Cierto es que gran parte de la
responsabilidad la tienen los que azuzaron de forma directa esa
economía especulativa: los constructores que inflaban los precios
mes tras mes; los bancos que concedían créditos al primero que se
presentaba en la oficina con el aval de dos piruletas y un caramelo
(o lo que es lo mismo, un contrato temporal de 1.000 euros
mensuales); y por supuesto los dirigentes políticos, que no
quisieron cambiar el motor de desarrollo de este país, porque era
más fácil dejarse llevar.
Pero como he dicho, esa solo es una
parte de la responsabilidad, porque la parte imprescindible para que
todo esto funcionara somos nosotros, los ciudadanos de a pie. La
locura especulativa, en la que la vivienda subía a un ritmo superior
al 10% anual en los años del boom inmobiliario, no habría sido
posible si los ciudadanos no hubieran estado dispuestos a pagar,
literalmente, cualquier precio por adquirir una vivienda.
Eso es lo que ha pasado en este país,
los ciudadanos, con una actitud irresponsable, se lanzaron a comprar,
por el afán de “ser propietarios”, en las condiciones más
leoninas imaginables: hipotecas a 40 años, con interés variable (y
con suelo pero sin techo, para más inri), sin garantías de
devolución para saldar la deuda en caso de impago... la lista de
despropósitos es larga, nadie les obligó a firmar esos contratos
esclavizantes con las entidades financieras, no se escuden en que no
había otra opción, porque ante la opción de comprar siempre está
la de no comprar.
En este país se ha estigmatizado el
alquiler, durante muchos años los que vivíamos en régimen de
alquiler éramos unos parias, y teníamos que soportar que nos
trataran poco menos que como a tontitos: “¿pero no ves que estás
tirando el dinero?”, creo que era la frase estrella antes del
crack, si me dieran un euro por cada vez que me la han soltado...

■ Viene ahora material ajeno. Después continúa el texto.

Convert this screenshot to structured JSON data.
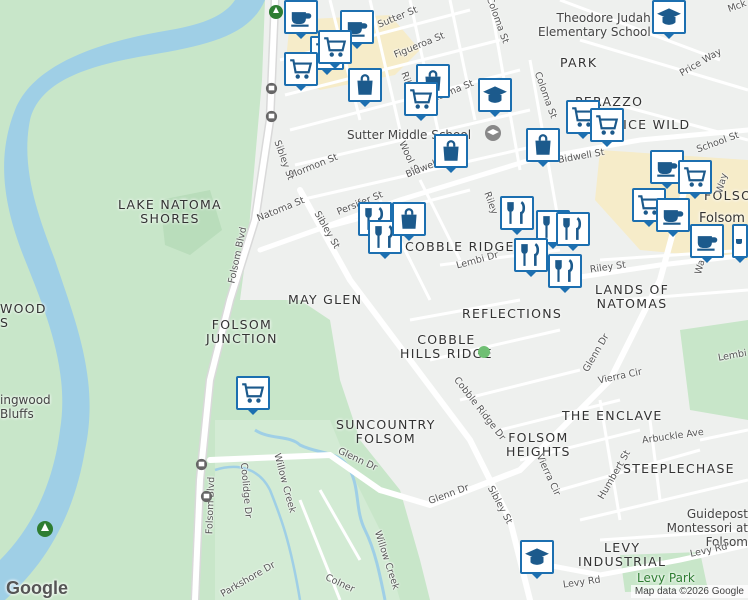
{
  "map": {
    "attribution": "Map data ©2026 Google",
    "logo": "Google",
    "area_labels": [
      {
        "text": "LAKE NATOMA\nSHORES"
      },
      {
        "text": "MAY GLEN"
      },
      {
        "text": "FOLSOM\nJUNCTION"
      },
      {
        "text": "COBBLE RIDGE"
      },
      {
        "text": "REFLECTIONS"
      },
      {
        "text": "COBBLE\nHILLS RIDGE"
      },
      {
        "text": "LANDS OF\nNATOMAS"
      },
      {
        "text": "PARK"
      },
      {
        "text": "PERAZZO"
      },
      {
        "text": "CALICE WILD"
      },
      {
        "text": "THE ENCLAVE"
      },
      {
        "text": "SUNCOUNTRY\nFOLSOM"
      },
      {
        "text": "FOLSOM\nHEIGHTS"
      },
      {
        "text": "STEEPLECHASE"
      },
      {
        "text": "LEVY\nINDUSTRIAL"
      },
      {
        "text": "WOOD\nS"
      },
      {
        "text": "FOLSO"
      },
      {
        "text": "Folsom"
      }
    ],
    "poi_labels": [
      {
        "text": "Theodore Judah\nElementary School"
      },
      {
        "text": "Sutter Middle School"
      },
      {
        "text": "Guidepost\nMontessori at Folsom"
      },
      {
        "text": "Levy Park"
      },
      {
        "text": "ingwood\nBluffs"
      }
    ],
    "street_labels": [
      {
        "text": "Sutter St"
      },
      {
        "text": "Figueroa St"
      },
      {
        "text": "Coloma St"
      },
      {
        "text": "Coloma St"
      },
      {
        "text": "Natoma St"
      },
      {
        "text": "Natoma St"
      },
      {
        "text": "Riley"
      },
      {
        "text": "Mormon St"
      },
      {
        "text": "Sibley St"
      },
      {
        "text": "Sibley St"
      },
      {
        "text": "Sibley St"
      },
      {
        "text": "Persifer St"
      },
      {
        "text": "Wool St"
      },
      {
        "text": "Bidwell St"
      },
      {
        "text": "Bidwell St"
      },
      {
        "text": "Folsom Blvd"
      },
      {
        "text": "Folsom Blvd"
      },
      {
        "text": "Lembi Dr"
      },
      {
        "text": "Lembi Dr"
      },
      {
        "text": "Riley St"
      },
      {
        "text": "Glenn Dr"
      },
      {
        "text": "Glenn Dr"
      },
      {
        "text": "Glenn Dr"
      },
      {
        "text": "Cobble Ridge Dr"
      },
      {
        "text": "Vierra Cir"
      },
      {
        "text": "Vierra Cir"
      },
      {
        "text": "Arbuckle Ave"
      },
      {
        "text": "Humbert St"
      },
      {
        "text": "Levy Rd"
      },
      {
        "text": "Levy Rd"
      },
      {
        "text": "Willow Creek"
      },
      {
        "text": "Willow Creek"
      },
      {
        "text": "Coolidge Dr"
      },
      {
        "text": "Parkshore Dr"
      },
      {
        "text": "Colner"
      },
      {
        "text": "Price Way"
      },
      {
        "text": "School St"
      },
      {
        "text": "Riley"
      },
      {
        "text": "Mck"
      },
      {
        "text": "Wa"
      },
      {
        "text": "Way"
      }
    ],
    "markers": [
      {
        "type": "cafe"
      },
      {
        "type": "cafe"
      },
      {
        "type": "grocery"
      },
      {
        "type": "grocery"
      },
      {
        "type": "grocery"
      },
      {
        "type": "shopping"
      },
      {
        "type": "shopping"
      },
      {
        "type": "grocery"
      },
      {
        "type": "school"
      },
      {
        "type": "school"
      },
      {
        "type": "grocery"
      },
      {
        "type": "grocery"
      },
      {
        "type": "shopping"
      },
      {
        "type": "shopping"
      },
      {
        "type": "restaurant"
      },
      {
        "type": "restaurant"
      },
      {
        "type": "shopping"
      },
      {
        "type": "restaurant"
      },
      {
        "type": "restaurant"
      },
      {
        "type": "restaurant"
      },
      {
        "type": "restaurant"
      },
      {
        "type": "restaurant"
      },
      {
        "type": "cafe"
      },
      {
        "type": "grocery"
      },
      {
        "type": "grocery"
      },
      {
        "type": "cafe"
      },
      {
        "type": "cafe"
      },
      {
        "type": "cafe"
      },
      {
        "type": "grocery"
      },
      {
        "type": "school"
      }
    ],
    "colors": {
      "land": "#eef0ee",
      "park": "#c8e6c9",
      "water": "#9fcfe6",
      "road": "#ffffff",
      "major_road": "#d9d9d9",
      "commercial": "#f6ecc9",
      "marker_border": "#1c6fb0",
      "marker_icon": "#1c5a8c"
    }
  }
}
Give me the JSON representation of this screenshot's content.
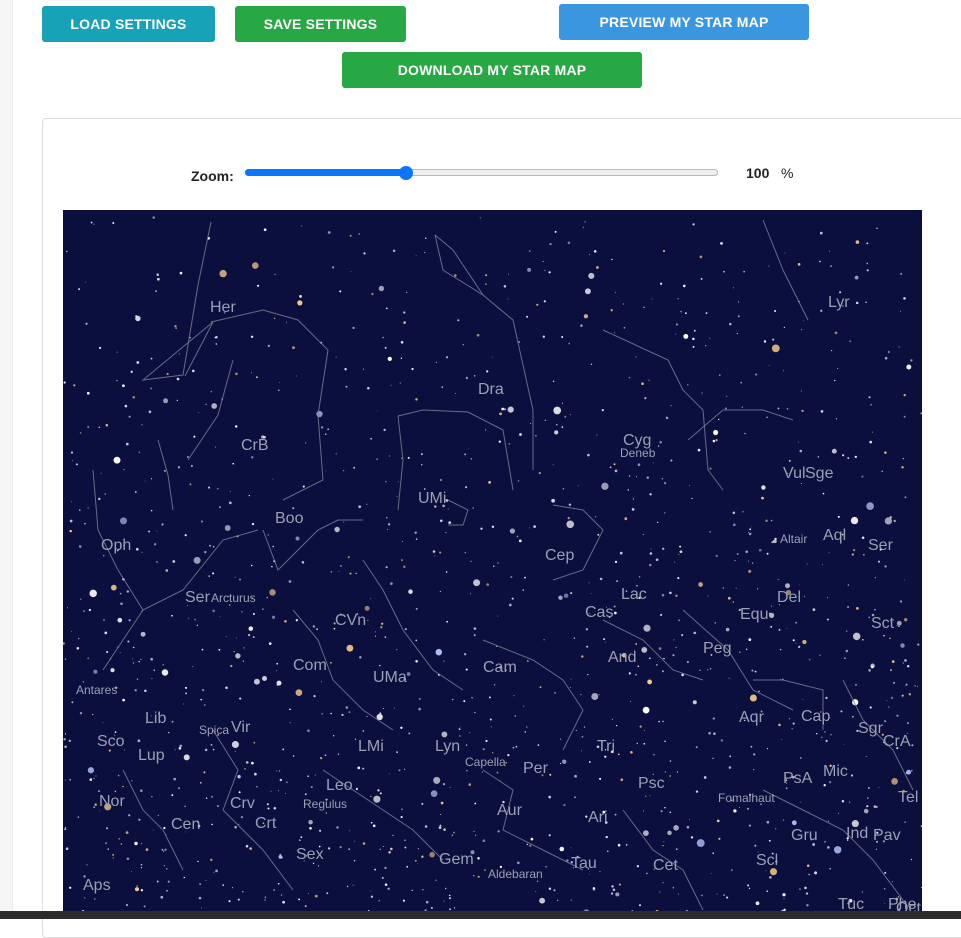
{
  "toolbar": {
    "load_label": "LOAD SETTINGS",
    "save_label": "SAVE SETTINGS",
    "preview_label": "PREVIEW MY STAR MAP",
    "download_label": "DOWNLOAD MY STAR MAP"
  },
  "zoom": {
    "label": "Zoom:",
    "value": "100",
    "unit": "%",
    "slider_fraction": 0.34
  },
  "star_map": {
    "background_color": "#0b0f3d",
    "constellations": [
      "Her",
      "Lyr",
      "Dra",
      "CrB",
      "Cyg",
      "Deneb",
      "Vul",
      "Sge",
      "UMi",
      "Boo",
      "Oph",
      "Altair",
      "Aql",
      "Ser",
      "Cep",
      "Ser",
      "Arcturus",
      "Cas",
      "Lac",
      "Del",
      "CVn",
      "Equ",
      "Sct",
      "And",
      "Peg",
      "Com",
      "UMa",
      "Cam",
      "Antares",
      "Aqr",
      "Cap",
      "Sgr",
      "Lib",
      "Spica",
      "Vir",
      "Sco",
      "Lup",
      "LMi",
      "Lyn",
      "Capella",
      "Per",
      "Tri",
      "Psc",
      "PsA",
      "Mic",
      "CrA",
      "Leo",
      "Regulus",
      "Fomalhaut",
      "Tel",
      "Nor",
      "Crv",
      "Crt",
      "Aur",
      "Ari",
      "Gru",
      "Ind",
      "Pav",
      "Cen",
      "Sex",
      "Gem",
      "Cet",
      "Scl",
      "Tau",
      "Aldebaran",
      "Aps",
      "Phe",
      "Tuc",
      "Oct"
    ]
  },
  "colors": {
    "info": "#17a2b8",
    "success": "#28a745",
    "primary": "#3a97df",
    "slider": "#0a75ff"
  }
}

Porque claro, todo eran ventajas para
los “propietarios”, si el inquilino pagaba 600 euros de alquiler,
el hipotecado pagaba unos 800, y claro por esa diferencia “es mucho
mejor tener tu casa propia”... ¿tu casa propia, alma cándida?, la
única diferencia es que yo le pago el alquiler a un particular, y tú
se lo pagas a un banco, pero los dos somos inquilinos, ya que ninguno
de los dos tenemos la propiedad del inmueble.
Para tener la propiedad de un objeto
tienes que poder disponer de él libremente: mi coche está pagado,
por lo tanto puedo regalarselo a mi hermano, venderlo por la mitad de
su valor o dejarlo en la calle y comprarme otro... es mío, nadie me
puede poner cortapisas en su uso y disfrute. Vayamos ahora al caso de
una vivienda hipotecada, de la que el inocente inquilino del banco se
cree el propietario, ¿puede disponer libremente de ese bien que es
“suyo”?, que intente venderla por un precio menor del que figura
en su hipoteca, a ver si el banco le deja, o regalarsela a un
tercero. La propiedad de esa vivienda es una mera ilusión, mientras
no esté pagada, es propiedad del banco.
“Ya, pero al final la vivienda es
tuya”, sí, después de 40 años, la propiedad finalmente es tuya,
siempre que no te hayas querido (o tenido) que mudar de zona, o de
ciudad, en cuyo caso si ya has entrado en el círculo maldito de las
hipotecas, te verás obligado a seguir comprando: tienes que vender
tu anterior propiedad para costear la nueva, con lo que la hipoteca
se vuelve a alargar. ¿Y quién, en la economía actual, puede
aspirar a trabajar durante 40 años en la misma empresa?.